Now if it were up to me, thought Chris, if I were a teacher . . .
It was not until after he got home that Chris told Lisa the story about the war and about the old woman in Germany and about how he had come to realize that the problems of the world could be solved if one taught the children early, often and thoroughly.
“Well, for heaven's sake,” Lisa had said, horrified. “He didn't have to shoot that poor old woman, did he?”
After that, Chris never told the story to anyone. It all sounded much too melodramatic and Chris never wanted people to think that he dramatized anything. But most of all he did not tell because he wasn't sure himself if he taught because he really believed the things he had told himself or because of the feeling that came over him sometimes in a classroom. A feeling that he could not bring himself to admit he felt.
Power.
I'm doing this all by myself. I'm molding their minds. Shaping their thinking. Forming the children in my image.
Sometimes, in the years that followed, Lisa Pappas was occasionally reminded of the years she and Chris had spent at the university. Then she would shudder and think, That hellhole, and push remembrance determinedly from her mind.

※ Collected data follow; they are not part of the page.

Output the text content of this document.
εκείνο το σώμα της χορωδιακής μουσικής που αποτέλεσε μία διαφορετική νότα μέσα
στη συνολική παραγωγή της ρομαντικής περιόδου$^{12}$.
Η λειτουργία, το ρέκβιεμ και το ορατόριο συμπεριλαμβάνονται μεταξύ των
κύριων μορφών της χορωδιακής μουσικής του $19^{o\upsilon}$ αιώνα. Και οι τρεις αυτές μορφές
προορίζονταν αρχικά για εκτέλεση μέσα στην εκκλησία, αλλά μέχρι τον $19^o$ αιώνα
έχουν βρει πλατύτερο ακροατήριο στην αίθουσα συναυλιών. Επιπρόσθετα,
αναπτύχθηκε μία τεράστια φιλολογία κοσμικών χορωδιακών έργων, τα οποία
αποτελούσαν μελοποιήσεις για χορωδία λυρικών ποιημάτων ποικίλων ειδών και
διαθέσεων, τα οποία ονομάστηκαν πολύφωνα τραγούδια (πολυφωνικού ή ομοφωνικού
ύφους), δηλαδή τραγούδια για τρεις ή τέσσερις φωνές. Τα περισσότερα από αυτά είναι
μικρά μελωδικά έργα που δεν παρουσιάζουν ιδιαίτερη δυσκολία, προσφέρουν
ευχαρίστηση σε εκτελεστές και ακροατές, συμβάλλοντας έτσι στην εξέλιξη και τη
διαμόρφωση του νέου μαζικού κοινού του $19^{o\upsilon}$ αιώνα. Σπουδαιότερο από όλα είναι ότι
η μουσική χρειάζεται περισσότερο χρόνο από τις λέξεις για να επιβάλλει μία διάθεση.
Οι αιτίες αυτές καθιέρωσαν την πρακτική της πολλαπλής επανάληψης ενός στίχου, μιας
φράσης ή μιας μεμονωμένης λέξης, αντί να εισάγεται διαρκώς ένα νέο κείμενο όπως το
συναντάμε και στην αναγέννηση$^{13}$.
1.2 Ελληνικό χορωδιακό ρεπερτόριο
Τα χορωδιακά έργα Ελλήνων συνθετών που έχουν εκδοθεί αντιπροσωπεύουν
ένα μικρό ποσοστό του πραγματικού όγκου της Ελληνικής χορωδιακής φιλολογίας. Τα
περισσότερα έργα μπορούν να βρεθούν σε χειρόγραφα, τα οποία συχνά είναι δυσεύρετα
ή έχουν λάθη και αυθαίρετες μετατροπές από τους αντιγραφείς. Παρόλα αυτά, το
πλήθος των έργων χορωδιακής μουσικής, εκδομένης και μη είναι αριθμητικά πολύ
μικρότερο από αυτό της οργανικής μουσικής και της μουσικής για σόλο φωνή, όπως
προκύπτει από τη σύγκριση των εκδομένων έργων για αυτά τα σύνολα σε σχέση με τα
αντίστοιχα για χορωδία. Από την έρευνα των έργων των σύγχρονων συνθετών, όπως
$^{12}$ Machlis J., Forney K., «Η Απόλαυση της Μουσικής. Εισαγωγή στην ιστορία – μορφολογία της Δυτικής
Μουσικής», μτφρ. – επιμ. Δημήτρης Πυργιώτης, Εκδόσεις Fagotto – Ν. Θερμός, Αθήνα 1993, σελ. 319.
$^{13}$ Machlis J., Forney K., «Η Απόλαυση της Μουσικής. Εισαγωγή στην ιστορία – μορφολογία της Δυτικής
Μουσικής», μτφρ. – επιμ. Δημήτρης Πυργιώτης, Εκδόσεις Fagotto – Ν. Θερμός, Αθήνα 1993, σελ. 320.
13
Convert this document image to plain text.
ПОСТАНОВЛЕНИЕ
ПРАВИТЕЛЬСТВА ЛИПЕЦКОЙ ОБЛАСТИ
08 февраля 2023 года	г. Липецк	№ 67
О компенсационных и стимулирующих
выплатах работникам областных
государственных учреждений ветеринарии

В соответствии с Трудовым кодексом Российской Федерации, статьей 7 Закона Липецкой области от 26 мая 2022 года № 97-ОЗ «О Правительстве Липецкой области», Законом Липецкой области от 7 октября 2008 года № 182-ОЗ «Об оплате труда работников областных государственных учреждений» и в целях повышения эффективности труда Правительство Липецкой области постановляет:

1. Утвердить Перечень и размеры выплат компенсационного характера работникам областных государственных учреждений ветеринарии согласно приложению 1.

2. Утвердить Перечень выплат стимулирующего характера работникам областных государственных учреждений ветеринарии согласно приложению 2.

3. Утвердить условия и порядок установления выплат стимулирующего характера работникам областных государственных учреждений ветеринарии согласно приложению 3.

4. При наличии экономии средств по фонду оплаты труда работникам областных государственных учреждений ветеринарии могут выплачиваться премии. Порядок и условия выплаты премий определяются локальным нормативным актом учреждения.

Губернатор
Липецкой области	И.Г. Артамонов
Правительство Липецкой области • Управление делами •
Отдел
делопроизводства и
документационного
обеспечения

The town of Denton, where the university was located, was in the central part of the state and was a pretty town by the standards of northern New England with its old-fashioned lampposts, ivy-covered brick buildings, small paned windows in old houses and its general aura of age and stability. But the end of the Second World War and the advent of the GI Bill of Rights caught Denton flat-footed and unprepared for the influx of student veterans. Almost overnight the town and the university found themselves in the position of having to make provisions not only for hordes of new students, but for students who would arrive with wives and children and furniture. Hastily, they cleared a vast tract of land a quarter of a mile out of town and there they erected row upon row of old army barracks and converted them into four-room apartments, and they called this place College Road Housing for Student Veterans. There had been neither the time nor the inclination to paint the buildings, so they stood now, the same olive-drab color as they had been on army posts throughout the country, and the walls that had been slapped together to divide the apartments were made of the thinnest plywood. It soon became a standing joke on College Road for families already situated to warn newcomers about the walls in the College Road Apartments.
“Don't put your bed against the wall of the apartment next door,” they said and laughed.